Donald Trump and Hillary Clinton gave
dueling plans to the AARP on how they would preserve and expand Social Security.
Clinton proffered specifics — including making higher-income Americans pay in more — while Trump focused on his current economic plan, which would boast growth and help pay for the entitlement program.
Clinton's four-point plan as president, laid out for the AARP, would be:
- "Fight any attempts to gamble seniors' retirement security on the stock market through privatization."
- "Oppose reducing annual cost-of-living adjustments."
- "Oppose Republican efforts to raise the retirement age."

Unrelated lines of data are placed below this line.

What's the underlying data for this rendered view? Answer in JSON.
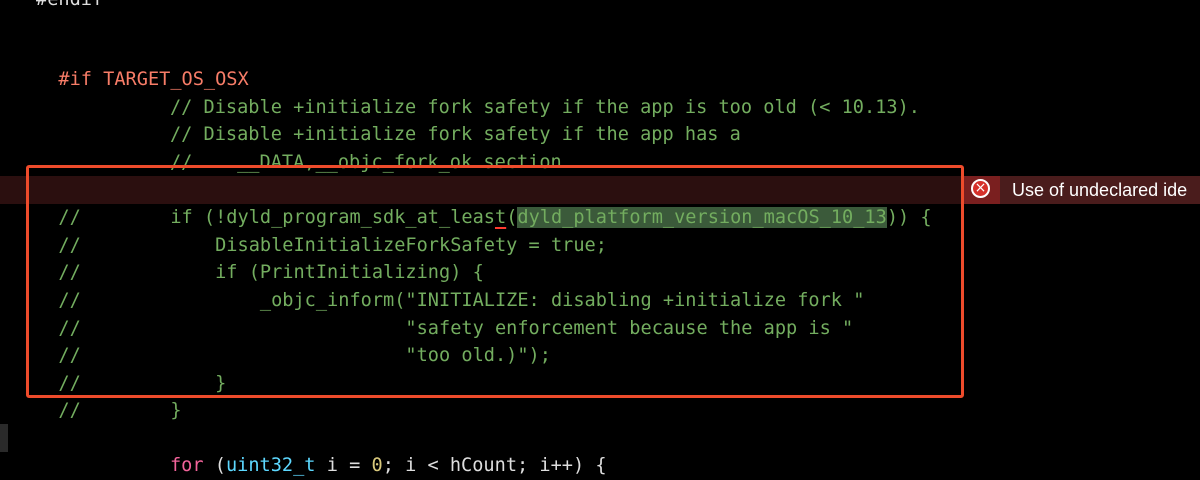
{
  "error": {
    "message": "Use of undeclared ide",
    "icon": "error-circle-icon",
    "color": "#ff3b30"
  },
  "code": {
    "line_top": "#endif",
    "line_if": "#if TARGET_OS_OSX",
    "comment1": "        // Disable +initialize fork safety if the app is too old (< 10.13).",
    "comment2": "        // Disable +initialize fork safety if the app has a",
    "comment3": "        //    __DATA,__objc_fork_ok section.",
    "sel1_prefix": "//",
    "sel1_a": "        if (!dyld_program_sdk_at_leas",
    "sel1_err": "t",
    "sel1_b": "(",
    "sel1_hl": "dyld_platform_version_macOS_10_13",
    "sel1_c": ")) {",
    "sel2": "//            DisableInitializeForkSafety = true;",
    "sel3": "//            if (PrintInitializing) {",
    "sel4": "//                _objc_inform(\"INITIALIZE: disabling +initialize fork \"",
    "sel5": "//                             \"safety enforcement because the app is \"",
    "sel6": "//                             \"too old.)\");",
    "sel7": "//            }",
    "sel8": "//        }",
    "for_indent": "        ",
    "for_kw": "for",
    "for_paren": " (",
    "for_type": "uint32_t",
    "for_a": " i = ",
    "for_num": "0",
    "for_b": "; i < hCount; i++) {"
  },
  "colors": {
    "comment": "#73ad5f",
    "keyword": "#f2639a",
    "type": "#5dd8ff",
    "number": "#d9c97c",
    "directive": "#f87d68",
    "selection_border": "#ee4b2b"
  }
}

- "Oppose closing the long-term shortfall on the backs of the middle class, whether through benefits cuts or tax increases."
In short, Clinton wrote for AARP:
"Hillary will ask the most fortunate to pay more so we can expand Social Security, and preserve its guarantee for generations to come."
Trump's position is that an economy that is "robust and growing" is the key to preserving Social Security.
His plan to improve the economy, as he outlined for the AARP:
- Comprehensive tax reform
- Renegotiate trade deals
- Repeal Dodd-Frank and the Affordable Care Act
- Attack fraud, waste and abuse in the government and reduce the federal workforce
- Immigration reform that would save "hundreds of billions of dollars a year"
"I will work with Congress to ensure we have a pro-growth agenda in place," Trump wrote. "If we are able to sustain growth rates in GDP that we had as a result of the Kennedy and Reagan tax reforms, we will be able to secure Social Security for the future."